Exarcheia is one of the most alternative and fascinating neighborhoods in Athens. Closely associated with students, intellectuals, counterculture and political activism, its story goes back to the 19th century. Its neoclassical townhouses, elegant balconies and charming pedestrian streets are architectural urban traits of bygone eras.

Despite its controversial reputation, it is a vibrant neighborhood. Flanked by trendy cafes, no-frills restaurants, wine bars, art house theatres and galleries, Exarcheia offers a relaxed vibe, inviting locals and tourists alike to linger at sidewalk tables to grab a bite and engage in never-ending conversations.

In his latest exhibition XARCHEIA at Eikastikos Kyklos, Nikos Leontopoulos, through his photographic lens and creative instinct reveals the identity of this diverse neighborhood. Focusing on the architectural aspect of this rather misunderstood part of Athens city center, he captures its long history and uncertain future.

Nikos Leontopoulos was born in Athens. He has been working in art photography for more than 45 years. He studied Graphic Design and Computer Graphics and has worked in major advertising companies and graphic design studios. His work has received many awards in Greece and abroad. He worked as a lecturer for Institutes of Vocational Training and advertising companies. Since 2003 he is running his own publishing company. He has presented two solo exhibitions and has participated in more than 50 group exhibitions. Since 2021 he has been the Artistic Director of the Hellenic Photographic Society.

Nikos Leontopoulos talks to Greek News Agenda* about Exarcheia and his artistic approach.

What prompted your interest in the Exarcheia neighborhood?

Exarcheia is one of my favorite neighborhoods. It inspires me, just like all the distressed urban neighborhoods in Athens, Metaxourgeio, Kolonos, Psirri, Monastiraki etc. I go there very often for a walk or coffee.
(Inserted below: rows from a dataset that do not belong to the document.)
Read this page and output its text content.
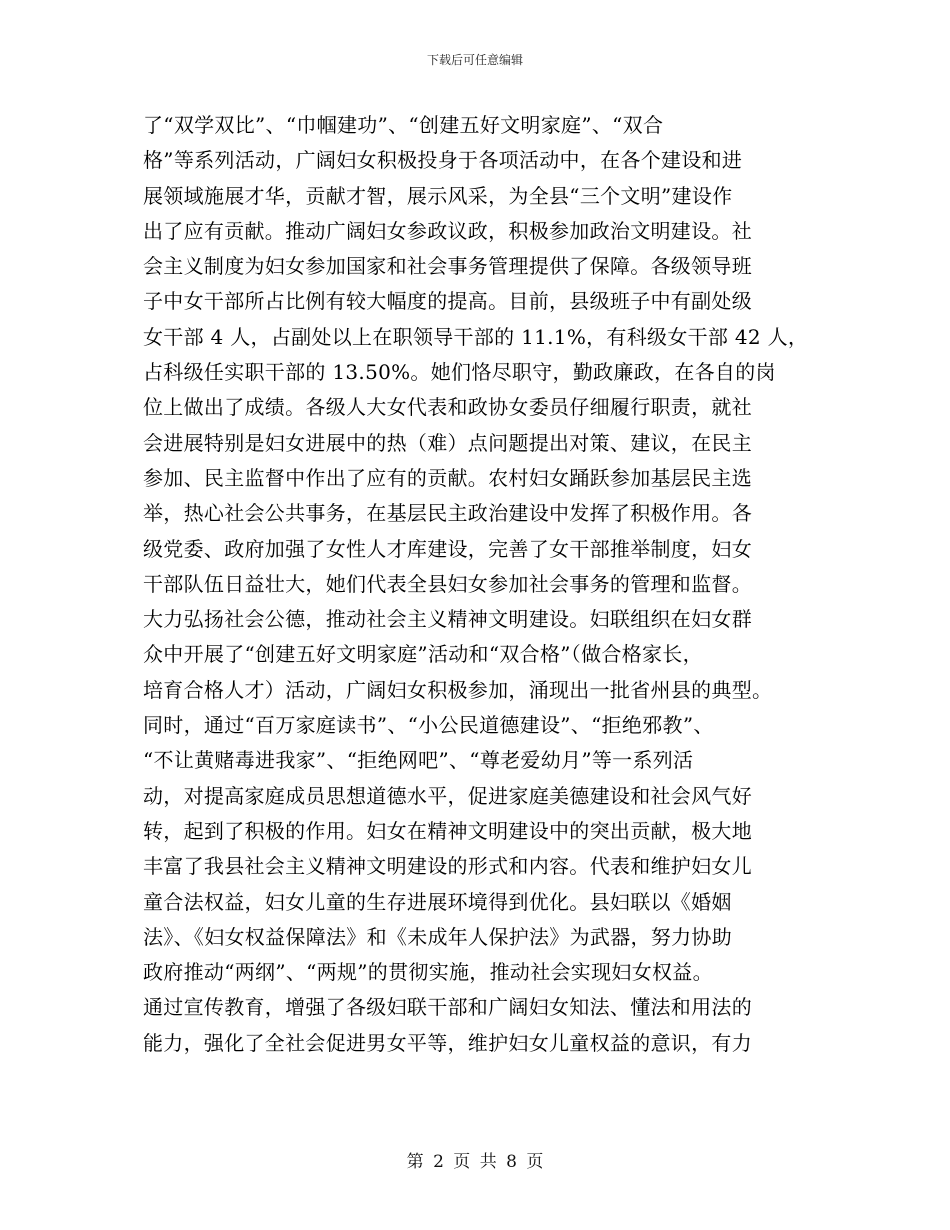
下载后可任意编辑
了“双学双比”、“巾帼建功”、“创建五好文明家庭”、“双合
格”等系列活动，广阔妇女积极投身于各项活动中，在各个建设和进
展领域施展才华，贡献才智，展示风采，为全县“三个文明”建设作
出了应有贡献。推动广阔妇女参政议政，积极参加政治文明建设。社
会主义制度为妇女参加国家和社会事务管理提供了保障。各级领导班
子中女干部所占比例有较大幅度的提高。目前，县级班子中有副处级
女干部 4 人，占副处以上在职领导干部的 11.1%，有科级女干部 42 人，
占科级任实职干部的 13.50%。她们恪尽职守，勤政廉政，在各自的岗
位上做出了成绩。各级人大女代表和政协女委员仔细履行职责，就社
会进展特别是妇女进展中的热（难）点问题提出对策、建议，在民主
参加、民主监督中作出了应有的贡献。农村妇女踊跃参加基层民主选
举，热心社会公共事务，在基层民主政治建设中发挥了积极作用。各
级党委、政府加强了女性人才库建设，完善了女干部推举制度，妇女
干部队伍日益壮大，她们代表全县妇女参加社会事务的管理和监督。
大力弘扬社会公德，推动社会主义精神文明建设。妇联组织在妇女群
众中开展了“创建五好文明家庭”活动和“双合格”（做合格家长，
培育合格人才）活动，广阔妇女积极参加，涌现出一批省州县的典型。
同时，通过“百万家庭读书”、“小公民道德建设”、“拒绝邪教”、
“不让黄赌毒进我家”、“拒绝网吧”、“尊老爱幼月”等一系列活
动，对提高家庭成员思想道德水平，促进家庭美德建设和社会风气好
转，起到了积极的作用。妇女在精神文明建设中的突出贡献，极大地
丰富了我县社会主义精神文明建设的形式和内容。代表和维护妇女儿
童合法权益，妇女儿童的生存进展环境得到优化。县妇联以《婚姻
法》、《妇女权益保障法》和《未成年人保护法》为武器，努力协助
政府推动“两纲”、“两规”的贯彻实施，推动社会实现妇女权益。
通过宣传教育，增强了各级妇联干部和广阔妇女知法、懂法和用法的
能力，强化了全社会促进男女平等，维护妇女儿童权益的意识，有力
第 2 页 共 8 页
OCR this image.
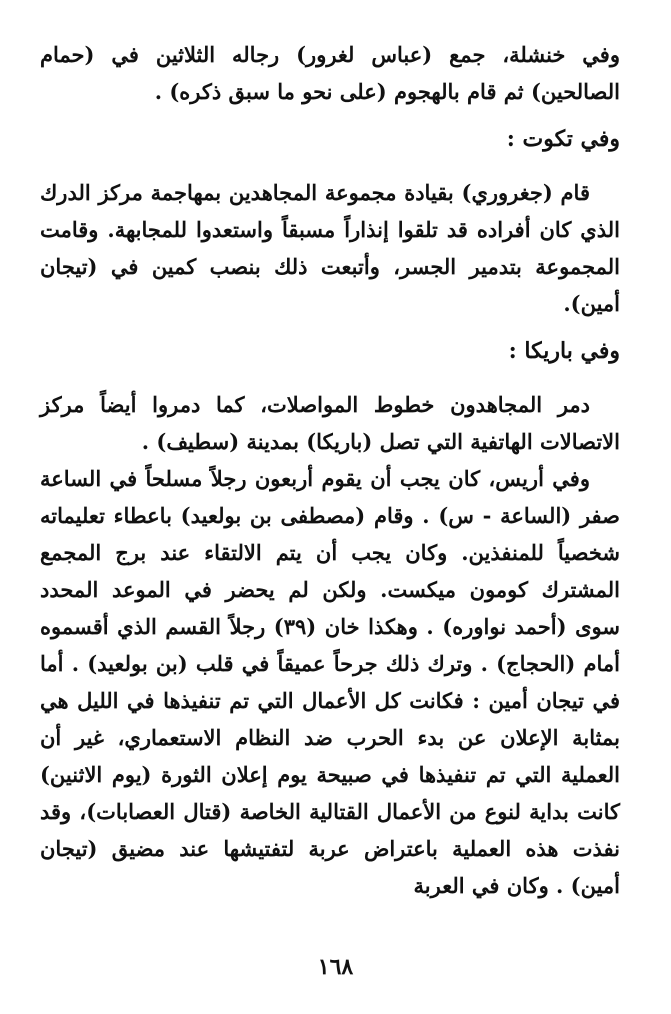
وفي خنشلة، جمع (عباس لغرور) رجاله الثلاثين في (حمام الصالحين) ثم قام بالهجوم (على نحو ما سبق ذكره) .

وفي تكوت :

قام (جغروري) بقيادة مجموعة المجاهدين بمهاجمة مركز الدرك الذي كان أفراده قد تلقوا إنذاراً مسبقاً واستعدوا للمجابهة. وقامت المجموعة بتدمير الجسر، وأتبعت ذلك بنصب كمين في (تيجان أمين).

وفي باريكا :

دمر المجاهدون خطوط المواصلات، كما دمروا أيضاً مركز الاتصالات الهاتفية التي تصل (باريكا) بمدينة (سطيف) .

وفي أريس، كان يجب أن يقوم أربعون رجلاً مسلحاً في الساعة صفر (الساعة - س) . وقام (مصطفى بن بولعيد) باعطاء تعليماته شخصياً للمنفذين. وكان يجب أن يتم الالتقاء عند برج المجمع المشترك كومون ميكست. ولكن لم يحضر في الموعد المحدد سوى (أحمد نواوره) . وهكذا خان (٣٩) رجلاً القسم الذي أقسموه أمام (الحجاج) . وترك ذلك جرحاً عميقاً في قلب (بن بولعيد) . أما في تيجان أمين : فكانت كل الأعمال التي تم تنفيذها في الليل هي بمثابة الإعلان عن بدء الحرب ضد النظام الاستعماري، غير أن العملية التي تم تنفيذها في صبيحة يوم إعلان الثورة (يوم الاثنين) كانت بداية لنوع من الأعمال القتالية الخاصة (قتال العصابات)، وقد نفذت هذه العملية باعتراض عربة لتفتيشها عند مضيق (تيجان أمين) . وكان في العربة

١٦٨
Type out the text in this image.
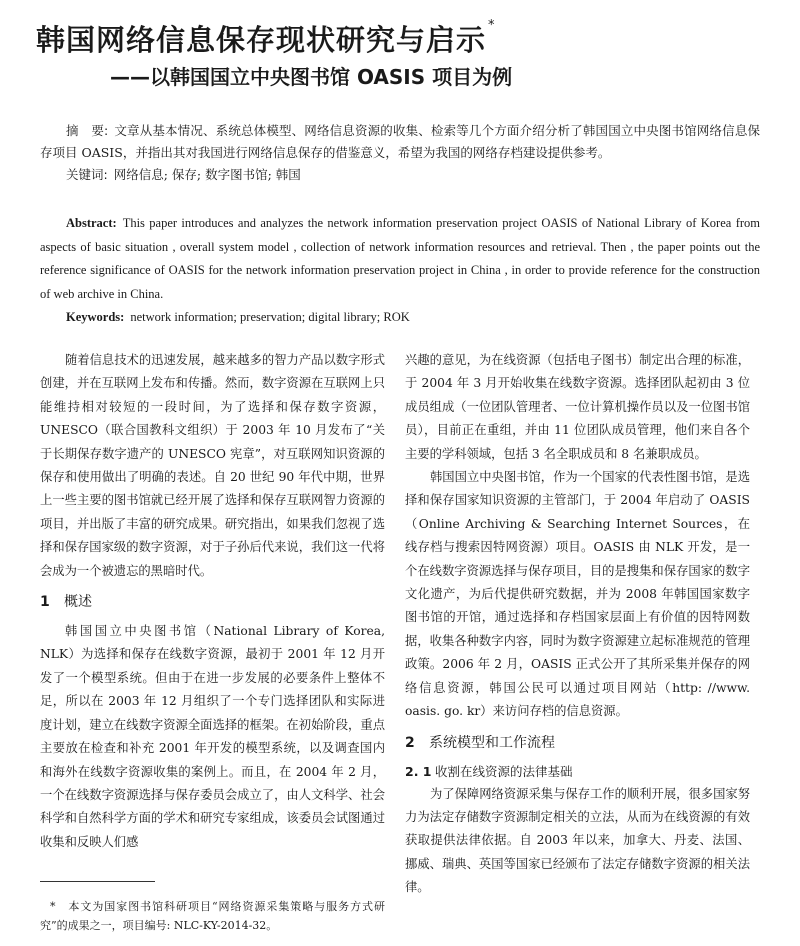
韩国网络信息保存现状研究与启示 *
——以韩国国立中央图书馆 OASIS 项目为例

摘　要: 文章从基本情况、系统总体模型、网络信息资源的收集、检索等几个方面介绍分析了韩国国立中央图书馆网络信息保存项目 OASIS，并指出其对我国进行网络信息保存的借鉴意义，希望为我国的网络存档建设提供参考。

关键词: 网络信息; 保存; 数字图书馆; 韩国

Abstract: This paper introduces and analyzes the network information preservation project OASIS of National Library of Korea from aspects of basic situation , overall system model , collection of network information resources and retrieval. Then , the paper points out the reference significance of OASIS for the network information preservation project in China , in order to provide reference for the construction of web archive in China.

Keywords: network information; preservation; digital library; ROK

随着信息技术的迅速发展，越来越多的智力产品以数字形式创建，并在互联网上发布和传播。然而，数字资源在互联网上只能维持相对较短的一段时间，为了选择和保存数字资源，UNESCO（联合国教科文组织）于 2003 年 10 月发布了“关于长期保存数字遗产的 UNESCO 宪章”，对互联网知识资源的保存和使用做出了明确的表述。自 20 世纪 90 年代中期，世界上一些主要的图书馆就已经开展了选择和保存互联网智力资源的项目，并出版了丰富的研究成果。研究指出，如果我们忽视了选择和保存国家级的数字资源，对于子孙后代来说，我们这一代将会成为一个被遗忘的黑暗时代。

1 概述

韩国国立中央图书馆（National Library of Korea, NLK）为选择和保存在线数字资源，最初于 2001 年 12 月开发了一个模型系统。但由于在进一步发展的必要条件上整体不足，所以在 2003 年 12 月组织了一个专门选择团队和实际进度计划，建立在线数字资源全面选择的框架。在初始阶段，重点主要放在检查和补充 2001 年开发的模型系统，以及调查国内和海外在线数字资源收集的案例上。而且，在 2004 年 2 月，一个在线数字资源选择与保存委员会成立了，由人文科学、社会科学和自然科学方面的学术和研究专家组成，该委员会试图通过收集和反映人们感

兴趣的意见，为在线资源（包括电子图书）制定出合理的标准，于 2004 年 3 月开始收集在线数字资源。选择团队起初由 3 位成员组成（一位团队管理者、一位计算机操作员以及一位图书馆员），目前正在重组，并由 11 位团队成员管理，他们来自各个主要的学科领域，包括 3 名全职成员和 8 名兼职成员。

韩国国立中央图书馆，作为一个国家的代表性图书馆，是选择和保存国家知识资源的主管部门，于 2004 年启动了 OASIS（Online Archiving & Searching Internet Sources，在线存档与搜索因特网资源）项目。OASIS 由 NLK 开发，是一个在线数字资源选择与保存项目，目的是搜集和保存国家的数字文化遗产，为后代提供研究数据，并为 2008 年韩国国家数字图书馆的开馆，通过选择和存档国家层面上有价值的因特网数据，收集各种数字内容，同时为数字资源建立起标准规范的管理政策。2006 年 2 月，OASIS 正式公开了其所采集并保存的网络信息资源，韩国公民可以通过项目网站（http: //www. oasis. go. kr）来访问存档的信息资源。

2 系统模型和工作流程
2. 1 收割在线资源的法律基础

为了保障网络资源采集与保存工作的顺利开展，很多国家努力为法定存储数字资源制定相关的立法，从而为在线资源的有效获取提供法律依据。自 2003 年以来，加拿大、丹麦、法国、挪威、瑞典、英国等国家已经颁布了法定存储数字资源的相关法律。

*　 本文为国家图书馆科研项目“网络资源采集策略与服务方式研究”的成果之一，项目编号: NLC-KY-2014-32。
The title of the exhibition, XARCHEIA includes the word archive. How did this approach come about? What about the past and future of this historic neighborhood?

I used the English letter X and the word ARCHIVE in capital letters, to refer to the word archives. I believe that my photos are an archive of the historical record of the area. In a few years from now many of these buildings featured will no longer exist as they will have probably been replaced by high-rise Airbnb residences.

What aspects of the area do you want to highlight? How were the photos artistically processed and what is the role of graffiti in your work?

Exarcheia is one of the oldest urban neighborhoods of Athens. The old houses are now falling apart. They have become the canvas of the street artists. In my work, I do not judge whether it is good or bad to graffiti on them. What struck me is this explosion of color that is omnipresent on the walls of the entire neighborhood. That’s why I’ve kept the buildings black and white. This way, the graffiti color palette is more intense.

How would you evaluate the area from an architectural point of view?

All of these crumbling neoclassical buildings, from the smallest townhouse to the interwar apartment buildings, are architectural gems. The cast iron balconies, the canopies, and the service staircases are works of art in themselves. This is what I tried to capture in my photographs. The black and white refers to the past and the color to the present.

How has Exarcheia been portrayed in our collective consciousness?  

In our collective memory, Exarcheia is the area of drug use and trafficking. Of course, this has nothing to do with reality. However, for years now, this perception has closely been associated with the degradation of the area. For obvious reasons. As far as I am concerned, Exarcheia is a quaint and safe neighborhood and I hope it remains this way.